Because of the Transexpress plane, Erika doubted that was true, but she didn’t bother to correct him-partly because she didn’t want to share with someone who would quickly report it back to another agency, and partly because of Andrei Stanescu.

Three weeks ago, Stanescu had flown to Brooklyn, New York, to shoot a man named Milo Weaver-payback for the death of his fifteen-year-old daughter, Adriana. Andrei had been helped in his endeavor by a Chinese man named Rick-or, more properly, Xin Zhu.

When names connect so flagrantly, it pays to sit up and take notice.

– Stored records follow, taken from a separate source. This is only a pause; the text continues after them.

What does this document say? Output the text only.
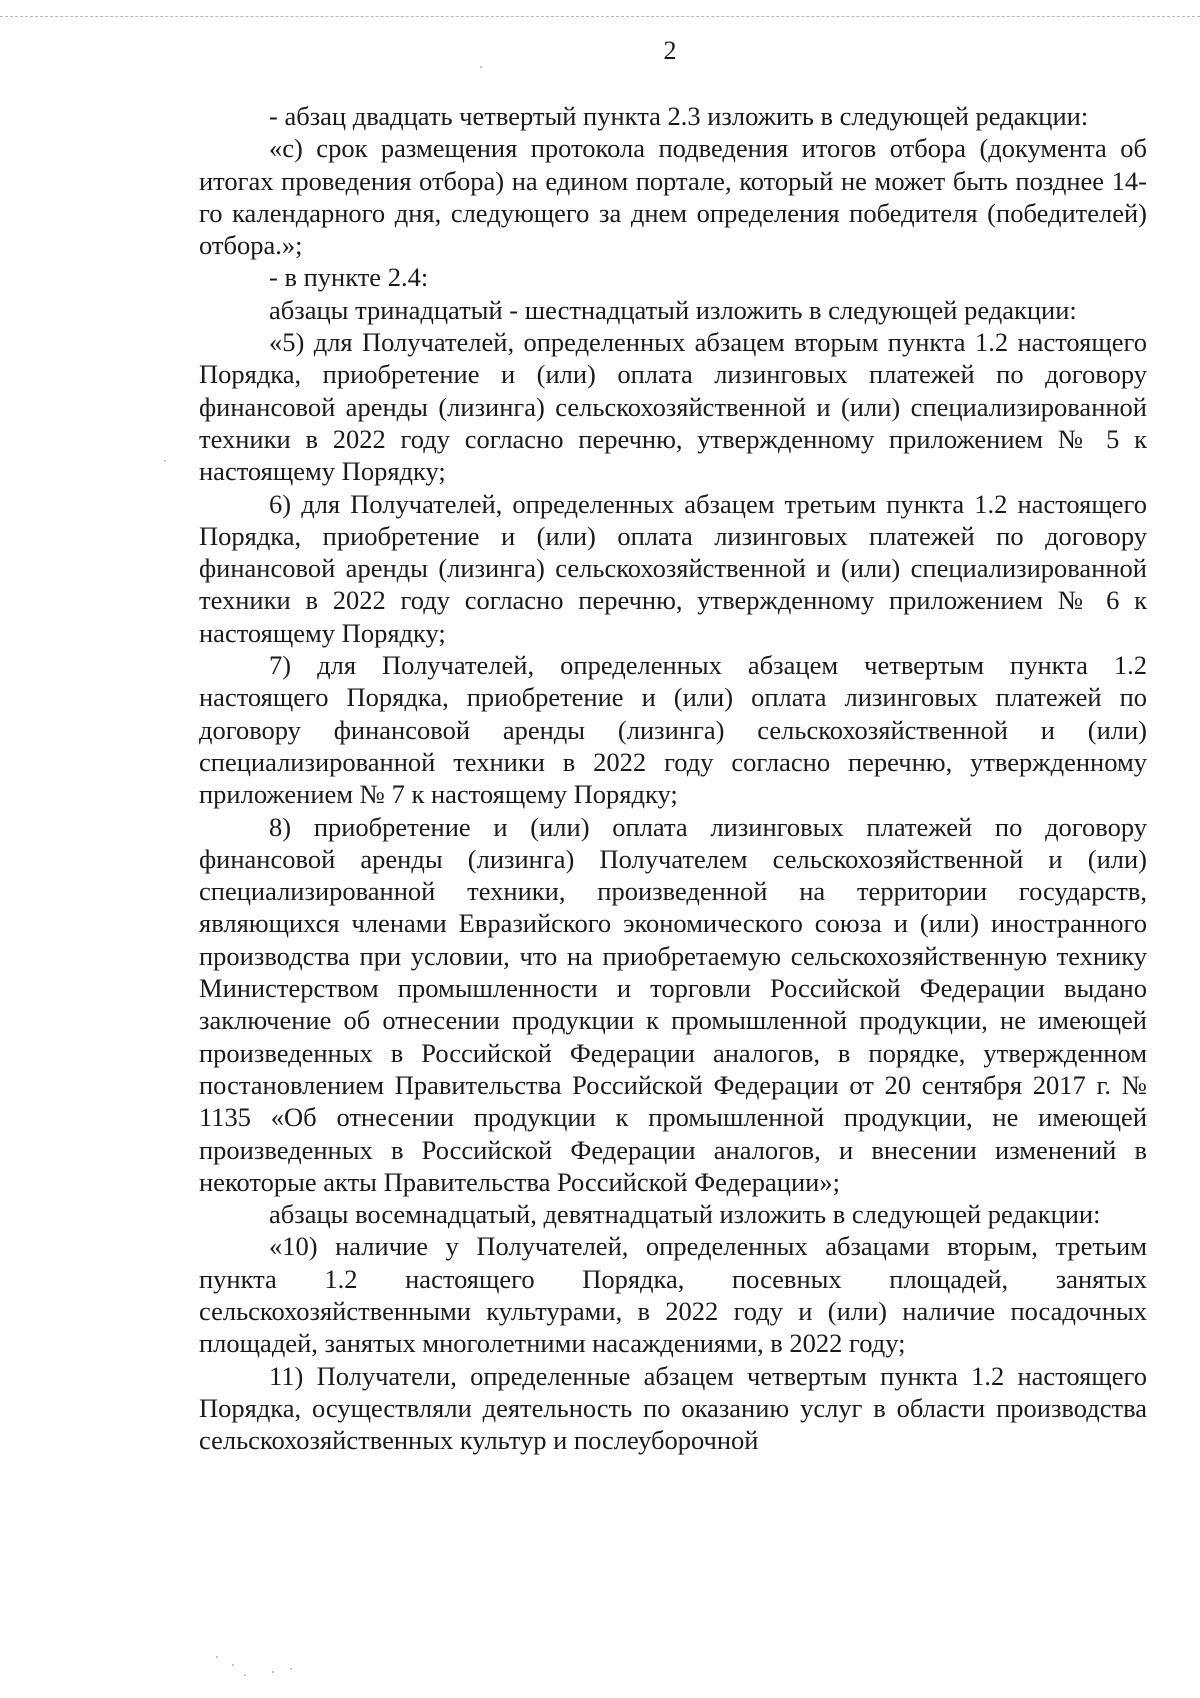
2

- абзац двадцать четвертый пункта 2.3 изложить в следующей редакции:

«с) срок размещения протокола подведения итогов отбора (документа об итогах проведения отбора) на едином портале, который не может быть позднее 14-го календарного дня, следующего за днем определения победителя (победителей) отбора.»;

- в пункте 2.4:

абзацы тринадцатый - шестнадцатый изложить в следующей редакции:

«5) для Получателей, определенных абзацем вторым пункта 1.2 настоящего Порядка, приобретение и (или) оплата лизинговых платежей по договору финансовой аренды (лизинга) сельскохозяйственной и (или) специализированной техники в 2022 году согласно перечню, утвержденному приложением № 5 к настоящему Порядку;

6) для Получателей, определенных абзацем третьим пункта 1.2 настоящего Порядка, приобретение и (или) оплата лизинговых платежей по договору финансовой аренды (лизинга) сельскохозяйственной и (или) специализированной техники в 2022 году согласно перечню, утвержденному приложением № 6 к настоящему Порядку;

7) для Получателей, определенных абзацем четвертым пункта 1.2 настоящего Порядка, приобретение и (или) оплата лизинговых платежей по договору финансовой аренды (лизинга) сельскохозяйственной и (или) специализированной техники в 2022 году согласно перечню, утвержденному приложением № 7 к настоящему Порядку;

8) приобретение и (или) оплата лизинговых платежей по договору финансовой аренды (лизинга) Получателем сельскохозяйственной и (или) специализированной техники, произведенной на территории государств, являющихся членами Евразийского экономического союза и (или) иностранного производства при условии, что на приобретаемую сельскохозяйственную технику Министерством промышленности и торговли Российской Федерации выдано заключение об отнесении продукции к промышленной продукции, не имеющей произведенных в Российской Федерации аналогов, в порядке, утвержденном постановлением Правительства Российской Федерации от 20 сентября 2017 г. № 1135 «Об отнесении продукции к промышленной продукции, не имеющей произведенных в Российской Федерации аналогов, и внесении изменений в некоторые акты Правительства Российской Федерации»;

абзацы восемнадцатый, девятнадцатый изложить в следующей редакции:

«10) наличие у Получателей, определенных абзацами вторым, третьим пункта 1.2 настоящего Порядка, посевных площадей, занятых сельскохозяйственными культурами, в 2022 году и (или) наличие посадочных площадей, занятых многолетними насаждениями, в 2022 году;

11) Получатели, определенные абзацем четвертым пункта 1.2 настоящего Порядка, осуществляли деятельность по оказанию услуг в области производства сельскохозяйственных культур и послеуборочной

If asked, Erika would hardly have been able to put her thoughts into words, but she did tell Oskar to keep an eye out for questionable American activity within the borders of Germany, particularly around the Berlin region, where Andrei Stanescu and his wife lived. By Monday morning she received an e-mail that pointed to two American passports-Gwendolyn Davis and Hector Garza entered the country through, respectively, Stuttgart and Frankfurt on Sunday, yet checked into the same Berlin hotel, the Radisson Blu. Neither name rang a bell with her or Oskar, but when the photos came through Oskar pointed at the black woman with large eyes. “Oh, shit,” he said. “That’s Leticia Jones.”

Leticia Jones was one of two known Tourists, members of a peculiar CIA fraternity known as the Department of Tourism. It had for decades been a fable, a myth of a secret American department composed of otherworldly agents, who could enter and leave a city without a trace, but always littering destruction in their wake. It was the kind of tale you told spies before they went to sleep: the bogeyman. At the end of February, however, she had learned that it was more than just an intelligence-community legend, from a man named Milo Weaver, while he was tied up in her basement. Later, she’d sent a five-person team to America to keep distant surveillance. She wanted to know where this department resided, and who its members were.

The results had been interesting. Weaver met in a Washington, D.C., hotel with Minnesota senator Nathan Irwin, members of his staff, and Alan Drummond, the director of the Department of Tourism. Also in attendance were a man and a woman they later identified as Zachary Klein and Leticia Jones. A long night bled into the next day, taking these people to Reagan International Airport, then by car to 101 West Thirty-first Street, Manhattan. That building’s twenty-second floor, they realized, housed the headquarters of the Department of Tourism.

However, this success was short-lived, for a week later secure moving vans appeared, and large men with shoulder holsters, watched over by plainclothes agents wearing more guns, gradually emptied at least three floors of that building so that by now only cockroaches remained on the twenty-second floor.